Une fois hors de cette galerie sombre je me sentis plus rassuré, content comme un enfant qui, ayant peur des ténèbres, a revu le jour.

Alors, je l’avoue, Madame, le portrait physique du joyeux compagnon de la salle à manger ne concordait plus avec celui du sérieux solitaire de la galerie... Je courbai donc sa taille, je creusai et pâlis ses joues, je découvris son front déjà sillonné de rides, j’éteignis le feu brillant de ses prunelles, et l’enveloppant dans une longue robe, je me le figurai assis, son doigt étendu sur une pensée de Pascal, ou de Newton, et la tête levée vers une sphère étoilée comme pour y chercher la solution de quelque grand problème que ces moralistes avaient soulevé sans le résoudre.

—Mon Dieu, vous le faites bien laid! dit la comtesse; moi, je le vois pâle aussi, mais d’une pâleur qui sied bien... son front est découvert, mais ses cheveux sont bouclés, ses yeux ont un regard profond, mais par cela même plein d’âme et de mélancolie; enfin, j’aime assez votre grande robe, mais il faut qu’elle soit de velours noir, avec une ceinture de soie argent et bleu... ou or et rouge... non, bleu... seulement bleu... c’est plus sévère...

—J'avoue, Madame, que votre portrait est plus poétique que le mien; la robe de velours noir surtout est d’un charmant effet, et je l’adopte.

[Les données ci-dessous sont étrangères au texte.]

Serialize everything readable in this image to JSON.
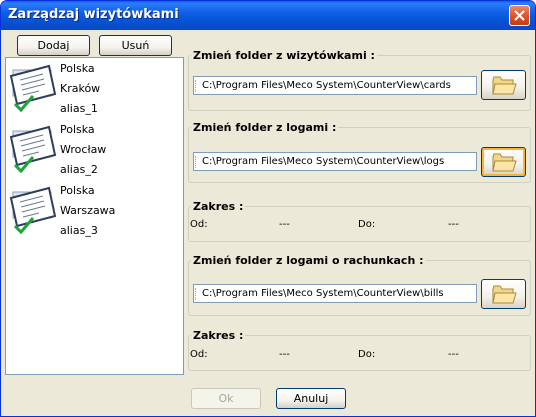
{
  "window": {
    "title": "Zarządzaj wizytówkami"
  },
  "toolbar": {
    "add_label": "Dodaj",
    "remove_label": "Usuń"
  },
  "cards": [
    {
      "country": "Polska",
      "city": "Kraków",
      "alias": "alias_1"
    },
    {
      "country": "Polska",
      "city": "Wrocław",
      "alias": "alias_2"
    },
    {
      "country": "Polska",
      "city": "Warszawa",
      "alias": "alias_3"
    }
  ],
  "cards_folder": {
    "label": "Zmień folder z wizytówkami :",
    "path": "C:\\Program Files\\Meco System\\CounterView\\cards"
  },
  "logs_folder": {
    "label": "Zmień folder z logami :",
    "path": "C:\\Program Files\\Meco System\\CounterView\\logs"
  },
  "range1": {
    "label": "Zakres :",
    "from_label": "Od:",
    "from_value": "---",
    "to_label": "Do:",
    "to_value": "---"
  },
  "bills_folder": {
    "label": "Zmień folder z logami o rachunkach :",
    "path": "C:\\Program Files\\Meco System\\CounterView\\bills"
  },
  "range2": {
    "label": "Zakres :",
    "from_label": "Od:",
    "from_value": "---",
    "to_label": "Do:",
    "to_value": "---"
  },
  "footer": {
    "ok_label": "Ok",
    "cancel_label": "Anuluj"
  },
  "colors": {
    "title_bar": "#0a5fe8",
    "close_button": "#d9562f",
    "dialog_bg": "#ece9d8",
    "check_green": "#1ea53a"
  }
}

Une fois dans cet atelier, quoique le jour commençât à baisser, je pus encore jouir de la vue des plus magnifiques tableaux des Claude Lorrain, des Raphaël, des Michel-Ange, des Rembrandt, surtout des Rembrandt. Mais de l’école moderne je ne vis qu’un tableau d'Eugène Delacroix, et puis çà et là, en désordre, des études qui paraissaient peintes d’après nature: c’étaient des vues du Nord, le ciel gris et glauque, les lames jaunâtres de la Baltique, ou bien le ciel bleu et les eaux caressantes d’une île de l'Archipel... c’était encore une tête de femme, créole de Lima, aux tons bruns et dorés, qui contrastait avec la fraîcheur transparente d’une figure du nord: et par une incroyable souplesse de talents ces natures si opposées étaient rendues avec une égale naïveté.

—Il était donc peintre aussi votre savant?...

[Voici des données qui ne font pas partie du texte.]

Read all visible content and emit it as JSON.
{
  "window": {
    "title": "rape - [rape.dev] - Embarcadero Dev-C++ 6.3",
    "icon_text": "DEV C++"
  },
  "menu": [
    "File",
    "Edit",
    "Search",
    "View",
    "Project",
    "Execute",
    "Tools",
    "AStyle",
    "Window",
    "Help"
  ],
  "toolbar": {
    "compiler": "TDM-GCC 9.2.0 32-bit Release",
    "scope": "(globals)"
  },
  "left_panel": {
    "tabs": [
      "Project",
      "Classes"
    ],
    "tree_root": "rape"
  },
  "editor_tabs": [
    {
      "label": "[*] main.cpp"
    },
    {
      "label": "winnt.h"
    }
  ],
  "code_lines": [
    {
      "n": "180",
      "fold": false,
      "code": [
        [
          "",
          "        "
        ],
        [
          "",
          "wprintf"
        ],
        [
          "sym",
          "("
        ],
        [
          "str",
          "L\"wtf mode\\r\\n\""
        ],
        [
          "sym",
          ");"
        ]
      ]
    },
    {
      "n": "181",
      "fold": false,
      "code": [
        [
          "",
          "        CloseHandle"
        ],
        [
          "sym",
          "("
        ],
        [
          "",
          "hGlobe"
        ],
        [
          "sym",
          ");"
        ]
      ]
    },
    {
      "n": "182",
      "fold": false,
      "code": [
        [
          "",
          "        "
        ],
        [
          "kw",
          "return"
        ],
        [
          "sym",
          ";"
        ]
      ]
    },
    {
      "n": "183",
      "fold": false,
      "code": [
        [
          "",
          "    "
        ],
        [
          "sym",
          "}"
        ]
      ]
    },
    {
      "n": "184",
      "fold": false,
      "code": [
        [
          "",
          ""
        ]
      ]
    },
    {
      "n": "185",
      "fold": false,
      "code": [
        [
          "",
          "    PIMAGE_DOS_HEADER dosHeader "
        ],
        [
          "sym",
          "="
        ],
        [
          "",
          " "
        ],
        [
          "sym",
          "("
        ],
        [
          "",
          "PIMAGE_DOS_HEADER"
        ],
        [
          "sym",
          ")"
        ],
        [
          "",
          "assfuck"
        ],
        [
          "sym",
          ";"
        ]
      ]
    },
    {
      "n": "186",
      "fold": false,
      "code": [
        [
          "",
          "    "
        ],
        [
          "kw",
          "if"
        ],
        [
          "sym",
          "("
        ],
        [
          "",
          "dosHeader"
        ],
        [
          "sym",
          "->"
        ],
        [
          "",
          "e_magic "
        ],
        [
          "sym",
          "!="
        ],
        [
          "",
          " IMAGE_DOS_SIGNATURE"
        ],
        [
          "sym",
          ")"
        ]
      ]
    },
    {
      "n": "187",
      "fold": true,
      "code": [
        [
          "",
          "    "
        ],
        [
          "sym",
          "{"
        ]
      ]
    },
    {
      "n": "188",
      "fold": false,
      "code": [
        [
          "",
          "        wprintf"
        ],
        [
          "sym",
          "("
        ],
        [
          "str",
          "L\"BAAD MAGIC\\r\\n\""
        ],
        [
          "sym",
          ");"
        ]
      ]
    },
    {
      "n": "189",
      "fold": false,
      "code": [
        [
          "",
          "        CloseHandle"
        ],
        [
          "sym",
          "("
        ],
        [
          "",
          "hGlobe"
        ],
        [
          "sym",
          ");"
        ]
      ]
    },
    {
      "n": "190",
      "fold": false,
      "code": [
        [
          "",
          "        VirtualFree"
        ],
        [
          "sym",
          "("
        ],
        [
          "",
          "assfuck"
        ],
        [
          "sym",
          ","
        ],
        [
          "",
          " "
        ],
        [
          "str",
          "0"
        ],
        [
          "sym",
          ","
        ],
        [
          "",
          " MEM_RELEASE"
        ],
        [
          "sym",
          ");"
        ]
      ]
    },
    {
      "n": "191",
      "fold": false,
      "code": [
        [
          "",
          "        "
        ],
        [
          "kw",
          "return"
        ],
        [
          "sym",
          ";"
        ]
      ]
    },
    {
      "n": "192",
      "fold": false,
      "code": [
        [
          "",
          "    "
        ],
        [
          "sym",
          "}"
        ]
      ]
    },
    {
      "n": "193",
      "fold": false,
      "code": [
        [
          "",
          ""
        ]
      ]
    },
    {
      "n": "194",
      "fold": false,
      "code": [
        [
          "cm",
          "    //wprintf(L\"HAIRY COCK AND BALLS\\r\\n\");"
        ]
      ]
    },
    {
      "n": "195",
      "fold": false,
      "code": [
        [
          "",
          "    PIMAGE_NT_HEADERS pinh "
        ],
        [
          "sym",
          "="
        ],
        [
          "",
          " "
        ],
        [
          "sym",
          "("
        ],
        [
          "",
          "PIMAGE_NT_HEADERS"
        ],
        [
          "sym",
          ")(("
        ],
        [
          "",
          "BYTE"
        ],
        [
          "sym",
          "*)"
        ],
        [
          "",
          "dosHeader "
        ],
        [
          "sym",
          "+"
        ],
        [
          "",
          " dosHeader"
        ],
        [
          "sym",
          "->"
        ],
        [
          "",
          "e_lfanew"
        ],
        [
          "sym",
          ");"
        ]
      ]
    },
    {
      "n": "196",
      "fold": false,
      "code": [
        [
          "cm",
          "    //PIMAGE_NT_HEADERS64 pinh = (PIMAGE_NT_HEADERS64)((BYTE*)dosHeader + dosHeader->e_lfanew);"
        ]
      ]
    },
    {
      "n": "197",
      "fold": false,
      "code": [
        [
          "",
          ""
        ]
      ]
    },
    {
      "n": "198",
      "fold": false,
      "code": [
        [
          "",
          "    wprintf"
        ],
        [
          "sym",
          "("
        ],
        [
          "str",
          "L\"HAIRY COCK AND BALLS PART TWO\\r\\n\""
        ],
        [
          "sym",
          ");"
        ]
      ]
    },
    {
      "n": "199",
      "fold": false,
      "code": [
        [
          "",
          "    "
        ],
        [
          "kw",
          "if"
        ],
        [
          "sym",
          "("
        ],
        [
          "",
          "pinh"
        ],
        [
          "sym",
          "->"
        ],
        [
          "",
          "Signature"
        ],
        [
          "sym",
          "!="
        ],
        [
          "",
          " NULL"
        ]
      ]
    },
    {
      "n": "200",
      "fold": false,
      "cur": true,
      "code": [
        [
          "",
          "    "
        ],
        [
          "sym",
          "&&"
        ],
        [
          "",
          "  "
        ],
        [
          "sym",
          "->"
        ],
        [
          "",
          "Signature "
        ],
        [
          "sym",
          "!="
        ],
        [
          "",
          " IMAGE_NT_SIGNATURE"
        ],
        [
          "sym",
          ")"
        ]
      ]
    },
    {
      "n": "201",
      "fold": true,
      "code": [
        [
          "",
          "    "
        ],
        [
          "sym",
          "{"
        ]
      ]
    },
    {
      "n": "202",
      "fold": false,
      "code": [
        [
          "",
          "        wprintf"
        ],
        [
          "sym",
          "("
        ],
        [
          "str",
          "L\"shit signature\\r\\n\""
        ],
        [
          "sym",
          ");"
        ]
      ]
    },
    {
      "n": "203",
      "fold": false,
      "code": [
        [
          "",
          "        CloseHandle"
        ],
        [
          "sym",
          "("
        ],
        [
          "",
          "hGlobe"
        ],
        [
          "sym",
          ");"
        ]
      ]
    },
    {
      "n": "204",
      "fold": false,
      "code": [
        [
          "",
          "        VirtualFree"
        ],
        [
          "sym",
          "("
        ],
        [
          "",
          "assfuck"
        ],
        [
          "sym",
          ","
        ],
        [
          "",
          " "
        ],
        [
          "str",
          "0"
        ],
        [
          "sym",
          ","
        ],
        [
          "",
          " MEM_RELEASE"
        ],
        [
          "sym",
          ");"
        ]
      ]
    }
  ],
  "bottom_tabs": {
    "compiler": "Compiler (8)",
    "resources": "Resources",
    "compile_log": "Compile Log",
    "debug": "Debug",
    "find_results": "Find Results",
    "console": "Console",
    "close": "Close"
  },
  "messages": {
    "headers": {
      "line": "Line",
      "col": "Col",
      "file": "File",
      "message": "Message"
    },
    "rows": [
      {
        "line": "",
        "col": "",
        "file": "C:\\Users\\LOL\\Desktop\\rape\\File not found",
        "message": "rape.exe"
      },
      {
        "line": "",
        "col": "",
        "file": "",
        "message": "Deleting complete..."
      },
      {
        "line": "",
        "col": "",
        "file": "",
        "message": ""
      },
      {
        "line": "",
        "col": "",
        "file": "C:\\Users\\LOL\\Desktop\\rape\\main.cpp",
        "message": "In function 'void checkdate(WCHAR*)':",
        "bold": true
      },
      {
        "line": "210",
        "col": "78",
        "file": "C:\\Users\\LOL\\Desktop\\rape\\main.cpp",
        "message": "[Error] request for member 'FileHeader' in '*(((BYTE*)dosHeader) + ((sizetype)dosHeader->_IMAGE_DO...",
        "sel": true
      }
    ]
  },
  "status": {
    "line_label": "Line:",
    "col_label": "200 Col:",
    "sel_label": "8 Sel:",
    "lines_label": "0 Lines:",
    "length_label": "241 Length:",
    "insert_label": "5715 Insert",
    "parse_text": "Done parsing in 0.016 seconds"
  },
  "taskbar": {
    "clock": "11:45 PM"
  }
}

—A en juger du moins par des tableaux finis ou ébauchés qui garnissaient quelques chevalets... par une palette chargée de couleurs encore fraîches et brusquement jetée de côté, peut-être dans un de ces moments de désespoir sublime qui révèlent à l’artiste l’immense étendue et l’immense impuissance de son art...

Oh! disais-je, Madame, je conçois bien maintenant qu’il souffre, celui qui a peut-être en vain demandé le bonheur aux arts et aux sciences... sans doute il souffre de cette douleur sublime et incurable, qui dévore et ravit ceux qui, s’isolant dans leur retraite, fuient un monde frivole qui ne les comprend pas!...

A ce moment, Madame, un valet de chambre, suivi d’un laquais en livrée portant des lumières, ouvrit la porte de cet atelier où il ne faisait presque plus jour, en me disant que son maître n’allait sans doute pas tarder à rentrer: il me proposa d’attendre dans le salon.